Oak Tree, Gum Tree (the title is not directly related to the contents of the film) asks viewers to consider the fluid nature of collaboration. On-screen quotes by Trinh Minh Ha, David MacDougall and Joris Ivens, filmmakers who have helped shape contemporary documentary genres, remind us that this video essay is as much about the process of filmmaking as it is about the filmed images themselves.

Heart of the Country, directed by Leonard Kamerling, 83 minutes
This collaborative ethnographic documentary, shot in 1997 and restored in 2022, offers an intimate window into a close-knit community of teachers, students, and parents affiliated with an elementary school in the small northern Japanese village of Kanayama. Its story centres around the school’s recently appointed Principal, Shinichi Yasutomo, and his mission to bring “great education to a small school”, to “love each child”, and to cultivate learning “from the point of view of the heart”. Through informal interviews with Yasumoto at work and in his own home, we come to understand his articulate and committed character, as well as his deep desire to establish solid, caring relationships at the core of all pedagogical activity.

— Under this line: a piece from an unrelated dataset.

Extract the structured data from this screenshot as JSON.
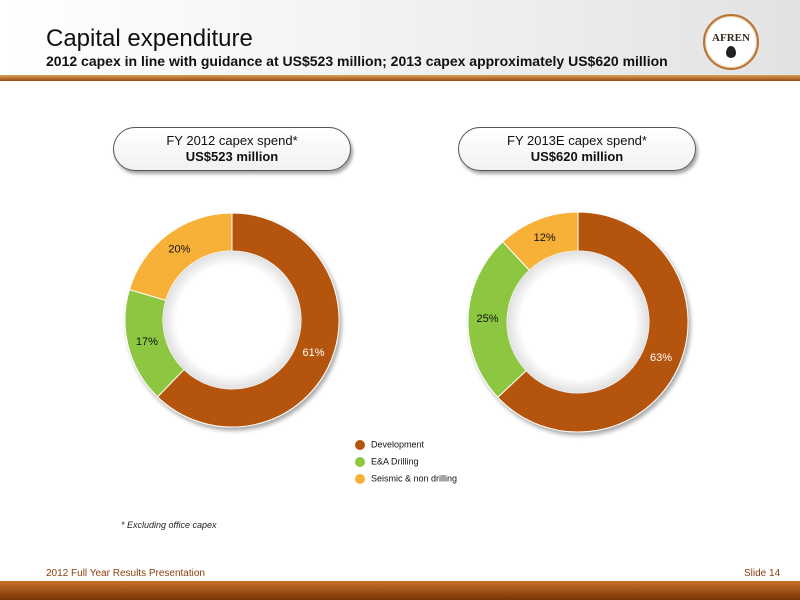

In this school, adults and children eat their meals together, laugh and tell each other stories. While Yasutomo is a figure of high status, he does not spend his time shut away in an office. Instead, he sits with the students, chatting with them and asking them about their work; he hops up and down along with everyone else during the school’s daily exercise sessions. Careful, focused camerawork eloquently conveys the relaxed yet attentive body language of the pupils who clearly respect him but are also at ease with him and with the other teachers. The Educational Bureau’s unexpected transfer of Yasutomo to another school after only two years evokes great emotion amongst all members of the school, who gather on the street to give him flowers and cards and to bid him and his wife farewell. This film offers its own lessons in “heart-to-heart learning”, through attentive, grounded observations that listen closely to all who form part of this community.